Intervention de Marie-Agnès Poussier-Winsback

Séance en hémicycle du jeudi 1er décembre 2022 à 9h00
Expulsion des étrangers en cas de menace grave pour l'ordre public — Discussion générale

Photo issue du site de l'Assemblée nationale ou de WikipediaMarie-Agnès Poussier-Winsback :

La proposition de loi qui nous est soumise aujourd'hui vise à supprimer la quasi-totalité des protections dont bénéficient les étrangers contre l'expulsion.

Or notre droit constitutionnel et nos engagements européens recherchent un équilibre subtil mais fondamental : préserver le droit originel des États à contrôler leurs frontières et à maintenir l'ordre public sur leur territoire, tout en assurant à chacune et chacun le droit au respect de sa vie privée et familiale.

Ainsi, un étranger qui résiderait régulièrement en France depuis plus de dix ans, et qui serait parent d'un enfant français mineur résidant sur le territoire, ne pourrait faire l'objet d'une décision d'expulsion. Mais, fort heureusement, ce ne sera pas le cas si cet individu contrevient aux valeurs essentielles de notre République ou aux intérêts fondamentaux de l'État. Notre arsenal juridique est perfectible certes, mais pas hors-sol.

Ces protections ne s'appliquent pas, en effet, si l'expulsion constitue une nécessité impérieuse pour la sûreté de l'État ou la sécurité publique. Rappelons que ce dispositif cohabite avec celui applicable en cas de condamnation pénale d'un étranger. Les juges peuvent prononcer des peines complémentaires d'expulsion, lesquelles doivent être spécialement motivées au regard de la gravité de l'infraction et de la situation personnelle et familiale de l'étranger.

Nous retrouvons ici le principe de proportionnalité qui caractérise l'équilibre de notre droit. La question de l'expulsion est donc cruciale pour aujourd'hui et pour demain, pour la perception de notre État de droit dans l'opinion publique.

Le groupe Horizons et apparentés défendra toujours la fermeté. La France ne doit pas protéger les étrangers qui contreviennent à nos valeurs, qui perturbent l'ordre public, qui menacent notre sécurité. En matière d'immigration, au vu des bouleversements géopolitiques, climatiques et sociaux, il faut se dire que de très grosses difficultés sont à venir. Nous serons donc au rendez-vous des travaux sur le projet de loi relatif à l'asile et l'immigration, préparé par le Gouvernement qui, nous n'en doutons pas, cherchera un point d'équilibre entre humanité et fermeté.

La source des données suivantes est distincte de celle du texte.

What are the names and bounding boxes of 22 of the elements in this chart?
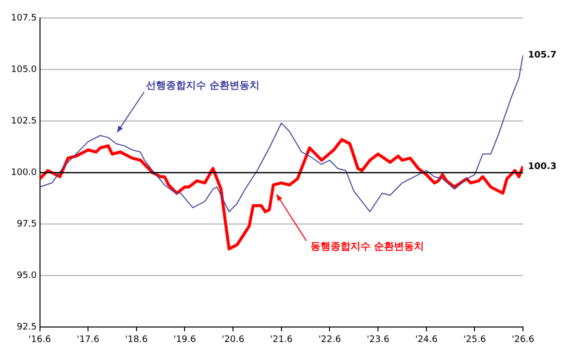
y-tick-label: 107.5: [11, 13, 37, 24]
x-tick-label: '17.6: [76, 334, 100, 345]
x-tick-label: '23.6: [366, 334, 390, 345]
x-tick-label: '24.6: [415, 334, 438, 345]
y-tick-label: 95.0: [16, 271, 38, 282]
annotation: 105.7: [528, 50, 556, 60]
x-tick-label: '19.6: [173, 334, 196, 345]
y-tick-label: 100.0: [11, 168, 38, 178]
x-tick-label: '18.6: [125, 334, 148, 345]
text: 선행종합지수 순환변동치: [146, 80, 260, 92]
text: 동행종합지수 순환변동치: [310, 241, 424, 252]
x-tick-label: '22.6: [318, 334, 342, 345]
y-tick-label: 92.5: [16, 322, 37, 333]
x-tick-label: '20.6: [222, 334, 245, 345]
y-tick-label: 102.5: [11, 116, 37, 126]
y-tick-label: 105.0: [11, 64, 38, 75]
x-tick-label: '25.6: [463, 334, 486, 345]
y-tick-label: 97.5: [16, 219, 37, 230]
x-tick-label: '16.6: [28, 334, 52, 345]
x-tick-label: '26.6: [512, 334, 535, 345]
annotation: 100.3: [528, 162, 556, 172]
x-tick-label: '21.6: [270, 334, 293, 345]
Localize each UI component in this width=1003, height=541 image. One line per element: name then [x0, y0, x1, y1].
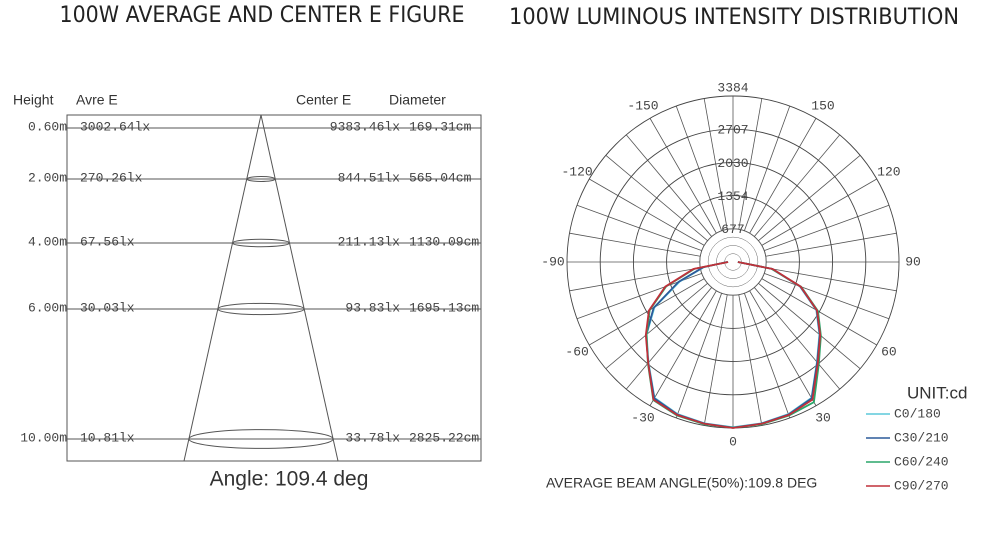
cone-section	[217, 302, 305, 316]
avre-e: 3002.64lx	[80, 119, 150, 134]
cone-section	[246, 176, 276, 182]
cone-section	[188, 429, 334, 449]
minor-ring	[707, 236, 759, 288]
grid-ring	[632, 161, 834, 363]
grid-ring	[666, 195, 800, 329]
cone-angle: Angle: 109.4 deg	[210, 468, 369, 491]
r-tick-label: 3384	[717, 80, 748, 95]
chart-title: 100W LUMINOUS INTENSITY DISTRIBUTION	[509, 5, 959, 30]
unit-label: UNIT:cd	[907, 383, 967, 402]
grid-ring	[699, 228, 767, 296]
intensity-curve	[644, 261, 822, 429]
r-tick-label: 1354	[717, 189, 748, 204]
angle-tick-label: -150	[627, 99, 658, 114]
cone-edge	[260, 114, 339, 462]
height: 10.00m	[20, 430, 67, 445]
minor-ring	[716, 245, 750, 279]
height: 0.60m	[28, 119, 67, 134]
angle-tick-label: 0	[729, 434, 737, 449]
r-tick-label: 2707	[717, 123, 748, 138]
center-e: 9383.46lx	[330, 119, 400, 134]
angle-tick-label: 120	[877, 164, 900, 179]
column-header: Height	[13, 92, 54, 108]
angle-tick-label: -30	[631, 410, 654, 425]
diameter: 2825.22cm	[409, 430, 479, 445]
cone-frame	[66, 114, 482, 462]
center-e: 33.78lx	[345, 430, 400, 445]
cone-section	[232, 238, 290, 248]
column-header: Center E	[296, 92, 351, 108]
height: 2.00m	[28, 170, 67, 185]
center-e: 211.13lx	[338, 234, 401, 249]
legend-label: C90/270	[894, 478, 949, 493]
legend-label: C0/180	[894, 406, 941, 421]
center-e: 93.83lx	[345, 300, 400, 315]
avre-e: 10.81lx	[80, 430, 135, 445]
column-header: Diameter	[389, 92, 446, 108]
avre-e: 30.03lx	[80, 300, 135, 315]
angle-tick-label: 150	[811, 99, 834, 114]
minor-ring	[699, 228, 767, 296]
legend-label: C60/240	[894, 454, 949, 469]
chart-footer: AVERAGE BEAM ANGLE(50%):109.8 DEG	[546, 475, 817, 491]
r-tick-label: 2030	[717, 156, 748, 171]
angle-tick-label: 60	[881, 344, 897, 359]
diameter: 1695.13cm	[409, 300, 479, 315]
angle-tick-label: 30	[815, 410, 831, 425]
grid-ring	[599, 128, 867, 396]
height: 4.00m	[28, 234, 67, 249]
column-header: Avre E	[76, 92, 118, 108]
cone-title: 100W AVERAGE AND CENTER E FIGURE	[60, 3, 465, 28]
cone-edge	[183, 114, 262, 462]
r-tick-label: 677	[721, 222, 744, 237]
angle-tick-label: -120	[562, 164, 593, 179]
angle-tick-label: 90	[905, 254, 921, 269]
height: 6.00m	[28, 300, 67, 315]
avre-e: 270.26lx	[80, 170, 143, 185]
legend-label: C30/210	[894, 430, 949, 445]
center-e: 844.51lx	[338, 170, 401, 185]
avre-e: 67.56lx	[80, 234, 135, 249]
diameter: 1130.09cm	[409, 234, 479, 249]
angle-tick-label: -60	[565, 344, 588, 359]
angle-tick-label: -90	[541, 254, 564, 269]
diameter: 169.31cm	[409, 119, 472, 134]
diameter: 565.04cm	[409, 170, 472, 185]
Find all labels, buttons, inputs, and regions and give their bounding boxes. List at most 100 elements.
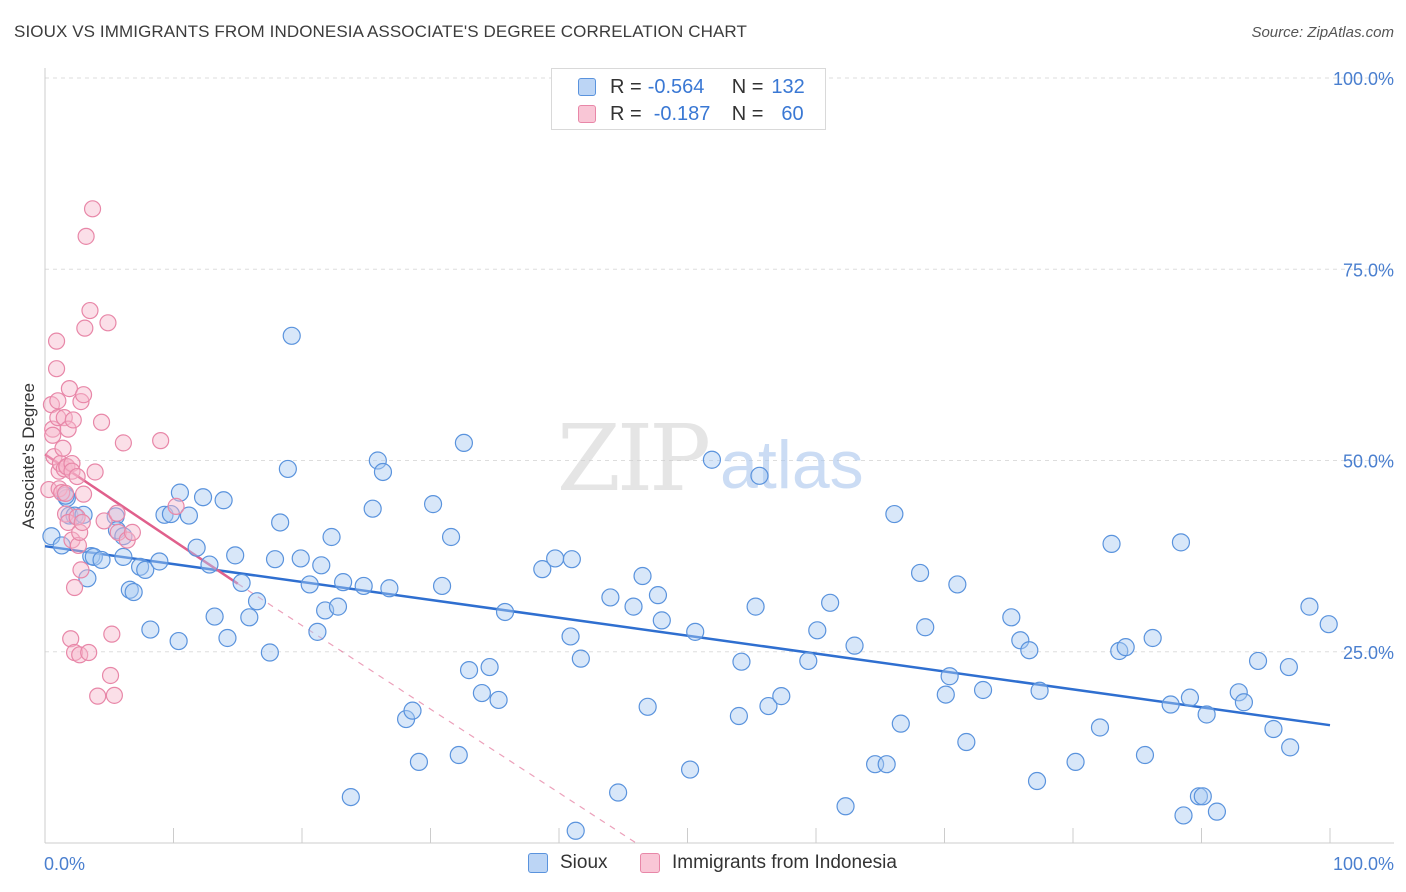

Cette fermeté ne tient pas seulement aux possibilités ou contraintes que contient notre droit. Elle tient aussi et surtout à l'exécution réelle des obligations de quitter le territoire qui sont délivrées. Monsieur le rapporteur, nous partageons deux de vos constats : notre droit est perfectible, et peut être amélioré pour s'assurer de l'effectivité et de la fermeté de notre politique d'expulsion ; la situation de Mayotte nécessite une attention et un traitement sur mesure parce qu'elle est particulière.

Cependant, la fermeté ne saurait être dissociée de la rigueur juridique et du respect de nos engagements constitutionnels et européens. Rappelons que la législation relative à l'expulsion des étrangers trouve son point d'équilibre entre l'absolue nécessité de maintenir l'ordre public sur le territoire et le droit à la vie privée et familiale de chacune et de chacun.

Ce que vous nous proposez aujourd'hui vise purement et simplement à supprimer l'application de toutes ces protections sur l'ensemble du territoire métropolitain et ultramarin. La protection ne s'appliquerait plus qu'à deux profils d'étranger : celui qui est père ou mère d'un enfant français mineur résidant en France, et qui contribue effectivement à l'entretien et à l'éducation de cet enfant ; celui qui justifie par tout moyen résider habituellement en France depuis qu'il a atteint au plus l'âge de 13 ans.

Oui, ces dispositions doivent être adaptées aux enjeux d'aujourd'hui et de demain, pour s'assurer que toute personne qui enfreint les règles élémentaires fondant notre contrat social puisse être facilement expulsée. Il est certes urgent d'agir – vous avez d'ailleurs rappelé les engagements pris dans ce domaine par le Président de la République. Mais il est aussi absolument nécessaire de construire un projet cohérent qui respecte nos valeurs et nos engagements.

Or, en l'état, votre proposition de loi nous semble malheureusement contraire à ces engagements qui, je le rappelle, découlent tant des traités européens que de notre Constitution. Pour l'ensemble de ces raisons, le groupe Horizons et apparentés votera contre cette proposition de loi.